(The following article by John Eckberg was circulated by Gannett News Service on June 30.)
DETROIT — Reports of the demise of the railroad freight industry appear to be premature.
In fact, U.S. railroads say they expect to hire 80,000 workers before the end of the decade.
Though total track-miles have fallen from 319,000 in 1970 to 170,000 last year, that decline has not led to a corresponding swoon in rail transit. In fact, companies are increasingly turning to railroads to move material:
* Highway congestion and new federal regulations restricting the hours that truck drivers can remain behind the wheel are making less-congested rail lines a viable alternative.
* As fuel prices continue to soar — threatening to force trucking companies to raise their fees — railroads are more attractive as an economical way to long-haul goods to many markets.
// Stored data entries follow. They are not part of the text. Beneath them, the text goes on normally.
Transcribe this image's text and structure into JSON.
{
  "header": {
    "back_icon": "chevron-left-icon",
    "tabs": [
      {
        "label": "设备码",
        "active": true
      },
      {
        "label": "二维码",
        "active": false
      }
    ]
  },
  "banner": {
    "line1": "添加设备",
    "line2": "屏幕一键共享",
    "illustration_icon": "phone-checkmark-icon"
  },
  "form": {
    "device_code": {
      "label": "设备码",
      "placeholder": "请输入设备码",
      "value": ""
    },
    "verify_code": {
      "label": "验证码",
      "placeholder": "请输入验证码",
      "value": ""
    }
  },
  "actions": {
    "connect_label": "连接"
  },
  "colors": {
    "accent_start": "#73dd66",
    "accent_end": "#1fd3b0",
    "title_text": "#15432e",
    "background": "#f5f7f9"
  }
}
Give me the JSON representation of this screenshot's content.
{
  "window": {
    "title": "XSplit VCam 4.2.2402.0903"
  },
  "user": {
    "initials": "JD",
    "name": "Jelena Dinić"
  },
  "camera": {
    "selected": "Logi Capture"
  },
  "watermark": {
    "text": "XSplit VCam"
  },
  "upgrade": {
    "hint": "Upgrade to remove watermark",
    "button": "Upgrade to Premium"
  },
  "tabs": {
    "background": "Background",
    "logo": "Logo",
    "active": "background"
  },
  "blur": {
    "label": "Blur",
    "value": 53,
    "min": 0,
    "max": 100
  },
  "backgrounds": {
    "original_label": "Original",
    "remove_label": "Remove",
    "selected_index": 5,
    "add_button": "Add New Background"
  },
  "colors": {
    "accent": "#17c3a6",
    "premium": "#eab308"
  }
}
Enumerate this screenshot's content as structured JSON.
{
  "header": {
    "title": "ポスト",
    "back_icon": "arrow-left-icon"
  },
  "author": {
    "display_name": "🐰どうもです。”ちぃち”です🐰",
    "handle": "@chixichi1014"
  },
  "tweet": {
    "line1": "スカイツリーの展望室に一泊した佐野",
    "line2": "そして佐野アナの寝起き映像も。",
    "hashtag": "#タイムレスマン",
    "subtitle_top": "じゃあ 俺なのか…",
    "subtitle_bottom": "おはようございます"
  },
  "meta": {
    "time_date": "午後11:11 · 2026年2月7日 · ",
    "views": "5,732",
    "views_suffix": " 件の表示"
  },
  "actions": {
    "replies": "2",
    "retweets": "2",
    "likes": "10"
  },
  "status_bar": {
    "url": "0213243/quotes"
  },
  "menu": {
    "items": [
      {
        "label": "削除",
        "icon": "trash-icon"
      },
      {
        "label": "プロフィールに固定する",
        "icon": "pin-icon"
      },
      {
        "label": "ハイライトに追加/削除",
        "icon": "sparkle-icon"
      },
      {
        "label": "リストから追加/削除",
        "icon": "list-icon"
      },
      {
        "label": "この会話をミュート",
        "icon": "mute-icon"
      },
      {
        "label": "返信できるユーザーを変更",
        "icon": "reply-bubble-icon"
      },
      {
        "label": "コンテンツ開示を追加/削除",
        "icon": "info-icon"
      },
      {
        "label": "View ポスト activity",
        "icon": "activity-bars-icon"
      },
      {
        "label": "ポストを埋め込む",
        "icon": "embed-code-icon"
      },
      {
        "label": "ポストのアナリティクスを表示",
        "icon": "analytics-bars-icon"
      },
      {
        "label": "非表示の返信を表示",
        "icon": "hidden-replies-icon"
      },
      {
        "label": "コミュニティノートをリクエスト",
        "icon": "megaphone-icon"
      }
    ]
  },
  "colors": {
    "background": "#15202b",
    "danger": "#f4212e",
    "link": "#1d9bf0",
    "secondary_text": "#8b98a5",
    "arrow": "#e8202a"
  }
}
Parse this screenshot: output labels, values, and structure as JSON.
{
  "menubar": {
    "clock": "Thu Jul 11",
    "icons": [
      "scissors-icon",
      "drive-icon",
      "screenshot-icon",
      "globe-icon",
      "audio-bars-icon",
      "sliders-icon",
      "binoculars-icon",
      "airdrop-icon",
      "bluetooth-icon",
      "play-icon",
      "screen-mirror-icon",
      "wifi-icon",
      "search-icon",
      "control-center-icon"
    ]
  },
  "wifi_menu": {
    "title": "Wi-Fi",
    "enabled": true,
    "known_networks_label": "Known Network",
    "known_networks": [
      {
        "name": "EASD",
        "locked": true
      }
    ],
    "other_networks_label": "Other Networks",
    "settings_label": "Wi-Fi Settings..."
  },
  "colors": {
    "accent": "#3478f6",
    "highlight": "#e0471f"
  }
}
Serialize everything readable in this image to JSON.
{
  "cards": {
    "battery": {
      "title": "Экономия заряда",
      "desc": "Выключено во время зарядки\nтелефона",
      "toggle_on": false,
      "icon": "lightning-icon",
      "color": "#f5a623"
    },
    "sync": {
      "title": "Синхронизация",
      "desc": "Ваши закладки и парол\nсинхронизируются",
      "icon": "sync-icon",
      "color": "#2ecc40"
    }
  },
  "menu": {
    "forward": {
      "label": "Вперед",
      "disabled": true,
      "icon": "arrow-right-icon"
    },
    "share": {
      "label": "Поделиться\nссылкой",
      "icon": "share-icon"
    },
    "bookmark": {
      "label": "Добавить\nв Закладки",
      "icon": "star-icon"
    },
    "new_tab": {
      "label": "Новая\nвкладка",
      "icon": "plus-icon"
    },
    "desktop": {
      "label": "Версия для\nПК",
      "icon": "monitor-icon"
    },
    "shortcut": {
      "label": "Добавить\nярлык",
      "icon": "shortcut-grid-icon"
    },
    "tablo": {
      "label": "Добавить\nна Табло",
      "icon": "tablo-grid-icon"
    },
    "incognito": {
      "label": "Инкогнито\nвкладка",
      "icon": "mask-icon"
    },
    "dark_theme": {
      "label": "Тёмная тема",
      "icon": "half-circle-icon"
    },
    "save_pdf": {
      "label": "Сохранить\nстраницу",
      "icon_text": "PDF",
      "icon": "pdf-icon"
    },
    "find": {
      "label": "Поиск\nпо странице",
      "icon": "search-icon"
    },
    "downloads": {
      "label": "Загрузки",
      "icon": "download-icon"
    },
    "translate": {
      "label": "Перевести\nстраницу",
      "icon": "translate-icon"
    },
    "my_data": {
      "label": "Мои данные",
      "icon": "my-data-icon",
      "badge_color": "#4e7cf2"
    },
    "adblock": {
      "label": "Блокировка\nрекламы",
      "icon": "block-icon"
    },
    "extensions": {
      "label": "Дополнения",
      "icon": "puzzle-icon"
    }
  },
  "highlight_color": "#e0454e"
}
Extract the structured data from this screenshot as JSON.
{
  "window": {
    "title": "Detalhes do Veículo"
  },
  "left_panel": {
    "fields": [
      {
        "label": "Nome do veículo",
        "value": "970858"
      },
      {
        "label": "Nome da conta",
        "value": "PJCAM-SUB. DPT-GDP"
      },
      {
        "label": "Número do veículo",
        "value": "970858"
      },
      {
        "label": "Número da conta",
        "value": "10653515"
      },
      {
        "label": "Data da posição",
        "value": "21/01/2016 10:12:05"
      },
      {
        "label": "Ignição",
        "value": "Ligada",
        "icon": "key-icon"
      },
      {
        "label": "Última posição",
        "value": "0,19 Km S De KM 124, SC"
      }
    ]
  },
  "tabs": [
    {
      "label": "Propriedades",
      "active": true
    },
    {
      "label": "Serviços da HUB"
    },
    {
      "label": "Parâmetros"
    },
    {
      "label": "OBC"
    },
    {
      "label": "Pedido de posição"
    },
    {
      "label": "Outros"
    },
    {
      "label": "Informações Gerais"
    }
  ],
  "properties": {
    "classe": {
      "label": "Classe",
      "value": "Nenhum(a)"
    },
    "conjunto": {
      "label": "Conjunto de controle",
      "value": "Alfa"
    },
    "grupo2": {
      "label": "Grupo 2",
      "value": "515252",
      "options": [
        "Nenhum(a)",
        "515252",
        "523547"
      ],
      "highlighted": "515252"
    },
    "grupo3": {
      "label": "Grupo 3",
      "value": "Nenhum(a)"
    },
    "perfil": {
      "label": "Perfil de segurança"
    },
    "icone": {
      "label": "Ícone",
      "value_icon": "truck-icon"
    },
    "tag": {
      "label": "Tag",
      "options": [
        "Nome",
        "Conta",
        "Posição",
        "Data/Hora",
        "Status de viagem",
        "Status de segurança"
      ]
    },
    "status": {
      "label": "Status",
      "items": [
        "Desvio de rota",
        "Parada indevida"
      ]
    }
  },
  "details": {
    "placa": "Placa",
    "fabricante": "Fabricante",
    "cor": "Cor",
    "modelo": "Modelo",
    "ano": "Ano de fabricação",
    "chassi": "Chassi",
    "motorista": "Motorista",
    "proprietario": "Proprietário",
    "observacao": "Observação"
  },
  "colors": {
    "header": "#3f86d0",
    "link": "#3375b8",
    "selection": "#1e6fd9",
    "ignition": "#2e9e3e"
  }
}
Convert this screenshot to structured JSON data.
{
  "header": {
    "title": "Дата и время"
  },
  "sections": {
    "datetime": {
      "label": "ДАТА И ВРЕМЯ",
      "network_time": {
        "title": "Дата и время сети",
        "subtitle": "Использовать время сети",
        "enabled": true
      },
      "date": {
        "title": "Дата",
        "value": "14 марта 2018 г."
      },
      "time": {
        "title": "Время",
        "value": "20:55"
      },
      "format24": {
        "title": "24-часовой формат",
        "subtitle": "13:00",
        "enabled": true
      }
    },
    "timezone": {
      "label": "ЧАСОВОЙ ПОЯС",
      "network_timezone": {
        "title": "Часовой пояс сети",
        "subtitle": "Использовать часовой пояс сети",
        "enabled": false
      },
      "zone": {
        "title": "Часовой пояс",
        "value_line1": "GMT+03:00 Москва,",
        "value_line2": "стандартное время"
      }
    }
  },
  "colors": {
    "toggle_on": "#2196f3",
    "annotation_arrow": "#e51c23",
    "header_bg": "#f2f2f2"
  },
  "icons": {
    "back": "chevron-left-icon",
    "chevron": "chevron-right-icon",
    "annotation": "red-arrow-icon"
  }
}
Of course, once in a location, trucks still have to be called on to get most goods to a final destination.
* As operating costs rise for trucking companies, manufacturers and wholesalers are looking for ways to trim their bottom-line transportation costs.
All of which mean that trains as a player in the market supply chain are growing in importance — and so is demand for people to manage the flow of freight.
“Every company is looking for better (profit) margins because that goes right to (the) bottom line. What we have are the rails of the country undergoing a renaissance,” said Gary Sease, spokesman for CSX Transportation Inc. The Jacksonville, Fla.- based railroad unit of CSX Corp. employs 34,000 in 23 states and two Canadian provinces.
Despite the pressures on trucking, that industry, too, continues to benefit from the nation’s recovering economy and its volume of goods is rising as well, said Mike Gorman, a transportation expert and professor of management information systems, operations management and decision sciences at the University of Dayton.
But a federal hours-of-service law, which reduces the time a driver can drive from 12 to 10 hours, went into effect Jan. 1 and has tended to curtail the movement of goods by trucks.
“Truck drivers are in short supply anyhow, so that further limits the supply. With the new rule, every truck trip takes a little longer and the law means that drivers are, well, busy resting instead of busy driving,” Gorman said.
Railroads offered an average salary of $61,895 in 2003, according to the Association of American Railroads. Locomotive and freight car maintenance specialists earn an average of $48,853, while conductors earn an average of $67,128 and locomotive engineers earn an average of $75,162 and peaks at $110,000.
Josh Williams, 22, a McLeansboro, Ill., resident, came to the Butler County, Ohio, training center of AMDG Inc., a private school that trains people to be railroad workers, about five weeks ago to learn to be a conductor.
“My grandfather worked on the railroad for 30 years. I’ve kind of lucked into this and decided it would be a real good career,” said the former telecommunications major at Lincoln Trail, a junior college in Robinson, Ill. “They said within five years I could be promoted to engineer. And that’s maybe a $50,000 job. You work extra, maybe it’s $100,000.”